Eventually, my young and immature mind succumbed to the evil, twisted ways of my classmates and I decided I had no other choice but to run away. I packed a small bag containing only two items: a warm jacket and a picture of my parents. Heavy hearted, I waited until my parents were occupied with duties in the kitchen and I took off. In broad daylight, I raced down the street and didn’t stop until my lungs were close to bursting. One city over, I slipped past the Guards and the Center’s watchful eyes and into the thickly wooded forest. It was there that my father and Ryland found me, curled up under a massive tree. They crouched before the shadows of the tree’s shade, bracing their hands on their knees.

I watched them closely, knowing right away what they planned to do.

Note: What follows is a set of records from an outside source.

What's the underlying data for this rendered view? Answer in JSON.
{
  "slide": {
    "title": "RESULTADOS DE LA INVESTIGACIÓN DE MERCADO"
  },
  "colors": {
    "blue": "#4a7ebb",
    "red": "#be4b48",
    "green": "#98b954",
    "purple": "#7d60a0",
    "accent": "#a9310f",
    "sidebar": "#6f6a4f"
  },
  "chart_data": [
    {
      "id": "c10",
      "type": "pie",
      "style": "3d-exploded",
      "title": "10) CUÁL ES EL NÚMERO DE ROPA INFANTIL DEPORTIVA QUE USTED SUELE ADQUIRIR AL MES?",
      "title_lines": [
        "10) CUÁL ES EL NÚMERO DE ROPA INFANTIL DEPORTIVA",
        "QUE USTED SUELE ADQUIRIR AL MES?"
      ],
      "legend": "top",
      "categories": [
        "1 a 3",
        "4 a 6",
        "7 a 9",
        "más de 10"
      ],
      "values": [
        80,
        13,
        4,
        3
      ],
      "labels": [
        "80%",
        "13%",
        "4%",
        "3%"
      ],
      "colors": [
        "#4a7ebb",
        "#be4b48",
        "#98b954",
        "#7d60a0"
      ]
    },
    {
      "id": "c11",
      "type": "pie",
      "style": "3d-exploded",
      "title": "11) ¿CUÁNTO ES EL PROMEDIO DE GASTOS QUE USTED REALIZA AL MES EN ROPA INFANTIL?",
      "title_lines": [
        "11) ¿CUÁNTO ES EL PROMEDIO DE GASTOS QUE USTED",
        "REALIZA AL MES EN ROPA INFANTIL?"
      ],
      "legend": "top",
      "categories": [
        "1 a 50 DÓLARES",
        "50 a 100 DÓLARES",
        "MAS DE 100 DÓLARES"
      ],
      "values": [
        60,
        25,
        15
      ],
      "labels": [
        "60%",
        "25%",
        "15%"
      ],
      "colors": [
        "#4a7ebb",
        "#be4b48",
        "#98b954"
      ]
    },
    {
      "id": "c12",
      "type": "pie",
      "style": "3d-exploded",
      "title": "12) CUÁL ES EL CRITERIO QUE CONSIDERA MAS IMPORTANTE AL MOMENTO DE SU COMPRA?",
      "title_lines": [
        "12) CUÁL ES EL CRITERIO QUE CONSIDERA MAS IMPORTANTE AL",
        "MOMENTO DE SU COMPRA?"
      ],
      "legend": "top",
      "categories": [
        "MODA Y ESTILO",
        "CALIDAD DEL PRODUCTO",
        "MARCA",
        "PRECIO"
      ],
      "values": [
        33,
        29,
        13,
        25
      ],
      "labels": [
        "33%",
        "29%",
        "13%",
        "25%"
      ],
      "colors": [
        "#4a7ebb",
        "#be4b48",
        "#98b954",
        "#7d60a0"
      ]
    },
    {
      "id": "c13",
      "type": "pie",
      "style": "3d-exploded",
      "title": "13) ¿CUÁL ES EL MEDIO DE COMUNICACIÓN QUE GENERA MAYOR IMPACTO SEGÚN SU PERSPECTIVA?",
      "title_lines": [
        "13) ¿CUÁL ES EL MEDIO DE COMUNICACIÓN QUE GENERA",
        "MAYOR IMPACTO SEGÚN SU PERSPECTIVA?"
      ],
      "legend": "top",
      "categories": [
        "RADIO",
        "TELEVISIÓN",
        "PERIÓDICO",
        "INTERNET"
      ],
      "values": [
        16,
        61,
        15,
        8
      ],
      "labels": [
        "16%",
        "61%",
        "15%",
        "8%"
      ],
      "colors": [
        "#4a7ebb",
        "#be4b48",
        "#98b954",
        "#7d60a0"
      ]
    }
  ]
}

They were going to take me back to that horrible place. I squirmed, pressing myself closer to the cool, damp tree trunk. Tears threatened to spill and Ryland noticed this, motioning to my father that he’d go in first. He scooted in next to me, bumping his knee against mine. A playful smile tugged at his lips; I couldn’t be bothered to smile back, no matter how tempting it was to match Ryland’s breezy smile with one of my own. He tossed his arm over my shoulders and pulled me against his side. He was safe. I relaxed a bit, letting my stiff muscles sag. My father sighed, looking down at the ground. I knew he’d been worried, gauging by the expression weathering away his face.

No longer hot with anger and unshed tears, I began to feel the effects of regret. I was just a kid; how did I expect to survive out here, me against the elements?

“Time to go, kid,” my father said and I didn’t protest.

Together, the most important men in my life led me out from under the tree and back into reality.

“Lira,” Noah hisses, his impatient tone rudely breaking into my rapidly vanishing thoughts. I can hardly believe I’m about to run away, willingly, again. This time for good. Shock rolls through me, setting my nerves on fire. Moving quickly, I grab a black duffel from my closet and start shoving things into it. Meanwhile, Noah shifts from foot to foot, standing guard in my doorway. His eyes flicker from me to the hallway, where my parents snooze just a few feet away, and back again. His nervousness is making me nervous.

Ignoring him, I focus on what I need to bring with me and what can stay back. Layer-worthy clothing is a definite must. I even throw in a thin blanket just for good measure. Next in is the old, wrinkled photo of my parents and me. Stomach hurting, I quickly push it to the bottom of the bag before I can think twice. Racking my brain, I grab a health pack from my desk and toss it in. I turn back to my desk and pause. Sitting there, collecting dust, is something that needs to come with. A necklace that Ryland gave me for my fifteenth birthday: a silver chain on which hands two birds, wings spread wide. Flying away, together, always. A knotted ball lodges itself in my throat and I swallow, grabbing the necklace. Instead of putting it in the bag with the rest of my things, I secure it around my neck. It sits against the hollow of my throat and I touch it briefly.